Sesampai di Madinah, tugas pertama yang dilakukan Nabi adalah mendirikan masjid sebagai tempat beliau menebarkan cahaya bagi seluruh alam semesta. Nabi tidak mendirikan negara, tidak membentuk kerajaan, tidak membuat batas dan sekat, hanya menyatukan kedua suku yang sedang bertikai, Aus dan Khazraj, menjadi suatu komunitas masyarakat yang oleh peradaban modern saat ini disebut sebagai masyarakat madani, masyarakat beradab, menjunjung tinggi nilai-nilai kemanusiaan serta maju dalam penguasaan ilmu pengetahuan dan teknologi (Nurcholis Madjid).
Meski Nabi tidak menjadi presiden atau raja, kepala kampung atau kepala desa, gubernur atau bupati, namun masing-masing individu mampu melaksanakan tugas dan kewajibannya dengan sangat baik, tanpa rantai komando yang memerlukan rentang birokrasi yang panjang. Dan untuk menandai peristiwa penting ini, Sayyidina Umar mengusulkan bahwa peristiwa perjalanan Nabi dari Makkah ke Madinah sebagai tahun pertama Hijriah.
KPPN Kediri sebagai suatu entitas kecil telah mampu menunjukkan konsep sebagai masyarakat madani. Dalam suatu kegiatan yang telah direncanakan dan ditetapkan untuk dilaksanakan bersama, masing-masing person telah mengetahui tugasnya, siapa menata bunga diatas meja, menyiapkan makanan kecil, snack dan kudapan di sudut ruangan, siapa yang memesan nasi kotak lengkap dengan kantong kresek untuk dibawa pulang, siapa bertugas sebagai pranatacara, menyetel tata suara, membuat taman kecil di depan panggung, menyambut tamu, menata dan mengarahkan parkir kendaraan, bahkan menyiapkan tissu dan tempat sampah serta mempersiapkan kamar mandi bila ada tamu yang memerlukannya.

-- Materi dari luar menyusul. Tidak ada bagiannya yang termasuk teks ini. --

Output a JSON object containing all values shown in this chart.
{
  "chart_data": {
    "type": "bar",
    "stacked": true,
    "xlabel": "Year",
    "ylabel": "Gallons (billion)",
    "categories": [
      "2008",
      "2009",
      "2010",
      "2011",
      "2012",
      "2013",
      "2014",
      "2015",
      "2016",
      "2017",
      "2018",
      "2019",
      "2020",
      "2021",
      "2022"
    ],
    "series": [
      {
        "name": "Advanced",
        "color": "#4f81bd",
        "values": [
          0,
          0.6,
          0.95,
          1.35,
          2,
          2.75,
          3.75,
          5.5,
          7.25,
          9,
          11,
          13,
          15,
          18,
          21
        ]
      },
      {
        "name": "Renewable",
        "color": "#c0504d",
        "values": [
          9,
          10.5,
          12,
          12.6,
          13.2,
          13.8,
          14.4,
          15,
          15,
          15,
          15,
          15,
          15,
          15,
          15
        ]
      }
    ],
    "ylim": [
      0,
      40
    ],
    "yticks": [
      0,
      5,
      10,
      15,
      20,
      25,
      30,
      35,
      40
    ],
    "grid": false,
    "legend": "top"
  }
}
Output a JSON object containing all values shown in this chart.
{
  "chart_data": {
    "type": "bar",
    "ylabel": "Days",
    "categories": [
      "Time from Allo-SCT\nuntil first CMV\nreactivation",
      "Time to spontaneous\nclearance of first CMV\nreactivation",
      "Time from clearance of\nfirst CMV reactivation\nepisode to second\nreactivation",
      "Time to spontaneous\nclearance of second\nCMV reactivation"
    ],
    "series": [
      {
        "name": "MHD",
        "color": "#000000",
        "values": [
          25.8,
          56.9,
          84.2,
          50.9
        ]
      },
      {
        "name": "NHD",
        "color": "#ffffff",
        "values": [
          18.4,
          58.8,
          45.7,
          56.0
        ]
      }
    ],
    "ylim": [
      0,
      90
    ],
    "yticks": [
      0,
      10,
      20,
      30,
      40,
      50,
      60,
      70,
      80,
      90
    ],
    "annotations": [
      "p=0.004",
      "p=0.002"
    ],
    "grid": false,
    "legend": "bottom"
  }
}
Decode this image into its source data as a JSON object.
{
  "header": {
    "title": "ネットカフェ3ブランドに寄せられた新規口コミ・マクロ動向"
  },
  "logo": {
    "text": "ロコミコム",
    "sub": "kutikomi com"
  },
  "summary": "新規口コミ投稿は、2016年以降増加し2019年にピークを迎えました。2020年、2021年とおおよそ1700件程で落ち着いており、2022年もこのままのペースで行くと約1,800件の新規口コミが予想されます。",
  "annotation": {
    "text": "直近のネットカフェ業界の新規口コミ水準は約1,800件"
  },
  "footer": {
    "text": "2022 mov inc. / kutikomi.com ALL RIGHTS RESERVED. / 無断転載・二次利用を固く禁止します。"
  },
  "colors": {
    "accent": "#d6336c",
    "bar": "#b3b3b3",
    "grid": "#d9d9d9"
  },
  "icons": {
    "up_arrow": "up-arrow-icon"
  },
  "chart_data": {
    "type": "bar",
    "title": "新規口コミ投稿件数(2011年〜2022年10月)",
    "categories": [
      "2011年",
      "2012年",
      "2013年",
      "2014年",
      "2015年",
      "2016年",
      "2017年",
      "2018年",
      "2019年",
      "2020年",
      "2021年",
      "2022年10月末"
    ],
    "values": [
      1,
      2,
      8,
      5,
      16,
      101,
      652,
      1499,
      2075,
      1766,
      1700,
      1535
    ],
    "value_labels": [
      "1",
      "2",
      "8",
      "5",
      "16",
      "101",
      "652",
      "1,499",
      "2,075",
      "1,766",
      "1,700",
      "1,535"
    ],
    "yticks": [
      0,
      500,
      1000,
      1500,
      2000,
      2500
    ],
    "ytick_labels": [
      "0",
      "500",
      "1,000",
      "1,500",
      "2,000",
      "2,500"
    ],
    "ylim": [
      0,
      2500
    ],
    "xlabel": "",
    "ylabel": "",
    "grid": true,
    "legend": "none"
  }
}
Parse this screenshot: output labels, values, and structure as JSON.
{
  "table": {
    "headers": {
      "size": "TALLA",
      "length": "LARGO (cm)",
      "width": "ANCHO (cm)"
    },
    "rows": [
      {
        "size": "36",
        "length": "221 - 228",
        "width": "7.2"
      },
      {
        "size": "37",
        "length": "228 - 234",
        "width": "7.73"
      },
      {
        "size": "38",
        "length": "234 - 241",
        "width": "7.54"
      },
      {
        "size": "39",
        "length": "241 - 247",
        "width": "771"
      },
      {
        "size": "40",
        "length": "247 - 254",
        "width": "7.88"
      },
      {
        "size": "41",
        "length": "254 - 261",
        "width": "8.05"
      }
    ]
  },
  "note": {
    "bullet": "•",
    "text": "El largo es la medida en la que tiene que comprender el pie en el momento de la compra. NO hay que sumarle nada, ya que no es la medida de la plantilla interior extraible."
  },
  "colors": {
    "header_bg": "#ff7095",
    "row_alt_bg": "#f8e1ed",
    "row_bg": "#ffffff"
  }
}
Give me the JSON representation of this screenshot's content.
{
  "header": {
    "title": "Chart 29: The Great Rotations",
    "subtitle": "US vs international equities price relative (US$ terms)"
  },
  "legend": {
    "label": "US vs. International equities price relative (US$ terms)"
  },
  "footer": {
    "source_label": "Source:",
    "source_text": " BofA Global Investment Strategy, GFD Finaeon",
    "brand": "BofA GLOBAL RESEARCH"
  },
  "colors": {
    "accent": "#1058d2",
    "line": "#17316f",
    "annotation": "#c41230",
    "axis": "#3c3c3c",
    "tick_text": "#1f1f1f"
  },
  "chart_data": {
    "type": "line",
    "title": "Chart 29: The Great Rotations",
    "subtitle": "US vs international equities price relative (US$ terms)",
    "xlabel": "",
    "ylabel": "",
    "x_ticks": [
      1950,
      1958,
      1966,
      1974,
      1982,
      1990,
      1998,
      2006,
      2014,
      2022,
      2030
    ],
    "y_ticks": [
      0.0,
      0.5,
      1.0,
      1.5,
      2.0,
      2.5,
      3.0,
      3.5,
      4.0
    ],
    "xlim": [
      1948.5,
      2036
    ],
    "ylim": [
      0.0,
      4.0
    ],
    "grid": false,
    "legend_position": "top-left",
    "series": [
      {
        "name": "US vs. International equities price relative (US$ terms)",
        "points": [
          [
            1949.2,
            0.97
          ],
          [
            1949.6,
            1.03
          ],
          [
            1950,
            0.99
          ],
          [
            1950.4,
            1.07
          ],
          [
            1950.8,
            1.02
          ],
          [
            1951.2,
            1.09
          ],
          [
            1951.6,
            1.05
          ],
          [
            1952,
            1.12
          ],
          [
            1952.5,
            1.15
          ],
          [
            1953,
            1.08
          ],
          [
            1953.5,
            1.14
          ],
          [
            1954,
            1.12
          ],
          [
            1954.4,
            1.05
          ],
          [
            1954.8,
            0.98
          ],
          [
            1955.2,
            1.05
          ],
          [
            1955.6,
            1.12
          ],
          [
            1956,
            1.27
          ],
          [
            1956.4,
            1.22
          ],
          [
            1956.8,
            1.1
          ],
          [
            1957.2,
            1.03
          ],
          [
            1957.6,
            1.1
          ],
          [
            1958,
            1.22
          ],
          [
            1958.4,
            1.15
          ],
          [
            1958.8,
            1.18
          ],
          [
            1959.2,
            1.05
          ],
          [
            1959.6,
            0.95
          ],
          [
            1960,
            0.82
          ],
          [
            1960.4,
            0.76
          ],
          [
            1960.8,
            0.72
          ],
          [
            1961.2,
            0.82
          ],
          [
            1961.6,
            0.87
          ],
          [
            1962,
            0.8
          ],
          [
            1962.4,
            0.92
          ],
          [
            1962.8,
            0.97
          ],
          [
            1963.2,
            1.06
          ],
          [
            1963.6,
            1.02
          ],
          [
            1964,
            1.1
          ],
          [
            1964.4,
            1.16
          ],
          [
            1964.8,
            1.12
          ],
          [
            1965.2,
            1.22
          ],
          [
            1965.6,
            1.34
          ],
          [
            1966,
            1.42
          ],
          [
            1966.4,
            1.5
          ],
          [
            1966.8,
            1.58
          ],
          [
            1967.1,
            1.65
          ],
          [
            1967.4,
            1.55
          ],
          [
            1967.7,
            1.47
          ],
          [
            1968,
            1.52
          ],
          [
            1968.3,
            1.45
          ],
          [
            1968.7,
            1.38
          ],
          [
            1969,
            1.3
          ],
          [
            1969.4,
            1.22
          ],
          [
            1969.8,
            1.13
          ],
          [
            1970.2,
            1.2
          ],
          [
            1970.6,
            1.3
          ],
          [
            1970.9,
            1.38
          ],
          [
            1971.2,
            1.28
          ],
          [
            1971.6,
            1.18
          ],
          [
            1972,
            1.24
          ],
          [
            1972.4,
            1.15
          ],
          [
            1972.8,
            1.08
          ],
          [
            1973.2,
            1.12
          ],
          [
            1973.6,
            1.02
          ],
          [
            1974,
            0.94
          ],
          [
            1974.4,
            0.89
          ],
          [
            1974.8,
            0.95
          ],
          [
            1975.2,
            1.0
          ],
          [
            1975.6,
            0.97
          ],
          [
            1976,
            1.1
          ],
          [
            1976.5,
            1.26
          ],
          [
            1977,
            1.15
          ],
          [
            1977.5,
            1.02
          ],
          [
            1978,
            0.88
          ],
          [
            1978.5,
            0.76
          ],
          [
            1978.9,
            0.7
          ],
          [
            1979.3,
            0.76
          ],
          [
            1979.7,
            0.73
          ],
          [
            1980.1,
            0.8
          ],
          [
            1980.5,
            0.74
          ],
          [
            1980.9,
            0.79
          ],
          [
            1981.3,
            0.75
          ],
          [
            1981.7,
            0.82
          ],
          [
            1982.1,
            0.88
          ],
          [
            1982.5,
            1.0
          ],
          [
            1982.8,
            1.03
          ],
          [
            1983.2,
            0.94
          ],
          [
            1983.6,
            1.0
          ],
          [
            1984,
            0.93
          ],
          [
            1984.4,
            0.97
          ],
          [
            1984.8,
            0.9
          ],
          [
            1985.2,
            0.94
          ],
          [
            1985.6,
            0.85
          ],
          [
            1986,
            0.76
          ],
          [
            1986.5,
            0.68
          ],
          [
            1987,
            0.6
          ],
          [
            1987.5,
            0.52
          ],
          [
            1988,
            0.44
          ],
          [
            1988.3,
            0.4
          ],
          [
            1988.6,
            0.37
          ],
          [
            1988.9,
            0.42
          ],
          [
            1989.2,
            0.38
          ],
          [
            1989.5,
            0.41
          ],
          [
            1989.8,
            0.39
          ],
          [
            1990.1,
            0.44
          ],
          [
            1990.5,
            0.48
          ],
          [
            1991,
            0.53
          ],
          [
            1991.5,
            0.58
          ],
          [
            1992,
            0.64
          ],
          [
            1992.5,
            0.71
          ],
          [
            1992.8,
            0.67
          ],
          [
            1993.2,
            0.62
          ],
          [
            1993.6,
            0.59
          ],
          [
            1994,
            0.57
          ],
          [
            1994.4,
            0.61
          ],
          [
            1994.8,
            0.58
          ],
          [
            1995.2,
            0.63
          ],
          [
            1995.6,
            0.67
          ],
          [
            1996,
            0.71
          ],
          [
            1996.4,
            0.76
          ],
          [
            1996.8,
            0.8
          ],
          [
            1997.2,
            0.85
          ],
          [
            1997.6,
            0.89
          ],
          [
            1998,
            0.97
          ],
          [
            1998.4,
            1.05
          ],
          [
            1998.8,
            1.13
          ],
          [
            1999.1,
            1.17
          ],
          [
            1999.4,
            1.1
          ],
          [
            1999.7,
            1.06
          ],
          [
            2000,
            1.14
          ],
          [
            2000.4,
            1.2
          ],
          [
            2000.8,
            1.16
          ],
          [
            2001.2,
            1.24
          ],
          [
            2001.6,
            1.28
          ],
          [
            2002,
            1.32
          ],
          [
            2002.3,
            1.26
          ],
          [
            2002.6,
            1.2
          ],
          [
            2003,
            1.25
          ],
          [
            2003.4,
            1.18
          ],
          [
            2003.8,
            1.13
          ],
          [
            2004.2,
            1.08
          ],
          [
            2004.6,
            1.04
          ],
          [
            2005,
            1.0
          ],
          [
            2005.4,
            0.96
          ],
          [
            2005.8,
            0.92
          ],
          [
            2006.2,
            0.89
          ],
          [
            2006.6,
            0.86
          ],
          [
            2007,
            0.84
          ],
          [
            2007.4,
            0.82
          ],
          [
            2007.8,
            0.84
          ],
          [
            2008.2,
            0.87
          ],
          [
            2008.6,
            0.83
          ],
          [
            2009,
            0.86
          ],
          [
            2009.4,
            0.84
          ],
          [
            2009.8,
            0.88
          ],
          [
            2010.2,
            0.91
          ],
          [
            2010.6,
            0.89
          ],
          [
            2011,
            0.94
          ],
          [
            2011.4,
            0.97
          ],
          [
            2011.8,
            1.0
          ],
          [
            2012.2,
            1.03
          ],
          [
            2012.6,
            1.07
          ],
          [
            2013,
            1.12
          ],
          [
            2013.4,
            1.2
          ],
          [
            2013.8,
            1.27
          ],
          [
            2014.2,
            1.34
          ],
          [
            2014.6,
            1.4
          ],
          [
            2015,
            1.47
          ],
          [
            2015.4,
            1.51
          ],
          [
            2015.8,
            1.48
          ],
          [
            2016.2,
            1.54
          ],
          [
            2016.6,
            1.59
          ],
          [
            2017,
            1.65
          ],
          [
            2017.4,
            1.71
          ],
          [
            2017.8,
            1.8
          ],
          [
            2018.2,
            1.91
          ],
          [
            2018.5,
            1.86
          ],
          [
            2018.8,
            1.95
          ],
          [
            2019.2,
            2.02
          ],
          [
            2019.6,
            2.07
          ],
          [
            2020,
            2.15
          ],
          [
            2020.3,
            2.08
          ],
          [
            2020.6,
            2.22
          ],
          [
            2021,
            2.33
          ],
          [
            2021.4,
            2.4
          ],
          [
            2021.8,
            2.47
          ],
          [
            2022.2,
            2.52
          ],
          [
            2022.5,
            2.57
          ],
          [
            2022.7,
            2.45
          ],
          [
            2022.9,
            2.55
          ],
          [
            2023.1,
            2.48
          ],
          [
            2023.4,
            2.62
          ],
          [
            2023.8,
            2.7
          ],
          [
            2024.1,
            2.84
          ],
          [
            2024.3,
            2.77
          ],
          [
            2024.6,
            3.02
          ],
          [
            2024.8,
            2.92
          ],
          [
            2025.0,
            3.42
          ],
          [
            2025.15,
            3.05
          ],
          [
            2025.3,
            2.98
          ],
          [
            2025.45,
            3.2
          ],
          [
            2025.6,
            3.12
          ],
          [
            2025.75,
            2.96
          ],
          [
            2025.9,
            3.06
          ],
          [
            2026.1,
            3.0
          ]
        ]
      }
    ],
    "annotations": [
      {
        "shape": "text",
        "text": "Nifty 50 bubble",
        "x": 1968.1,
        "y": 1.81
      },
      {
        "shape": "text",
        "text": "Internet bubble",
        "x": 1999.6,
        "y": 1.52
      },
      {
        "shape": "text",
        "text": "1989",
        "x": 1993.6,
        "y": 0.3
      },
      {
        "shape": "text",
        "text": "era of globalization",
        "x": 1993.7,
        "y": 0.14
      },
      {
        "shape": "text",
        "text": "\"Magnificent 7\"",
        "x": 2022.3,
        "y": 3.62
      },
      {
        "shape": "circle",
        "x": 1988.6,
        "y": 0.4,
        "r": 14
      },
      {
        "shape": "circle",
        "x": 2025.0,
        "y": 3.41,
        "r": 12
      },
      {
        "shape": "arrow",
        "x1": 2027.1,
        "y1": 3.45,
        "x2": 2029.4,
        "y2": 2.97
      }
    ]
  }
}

Demikian juga dengan pelaksanaan pekerjaan sehari-hari, siapa melakukan apa, bagaimana dengan siapa telah tertata dengan sedemikian hingga dapat berjalan dengan baik. Tak ada udur-uduran, tak ada mban cinde mban siladan, semua melaksanakan dengan sepenuh hati dan segenap jiwa, selayaknya slogan kendaraan bermotor atau sebuah klub sepak bola.
Selamat tahun baru 1445 Hijriah.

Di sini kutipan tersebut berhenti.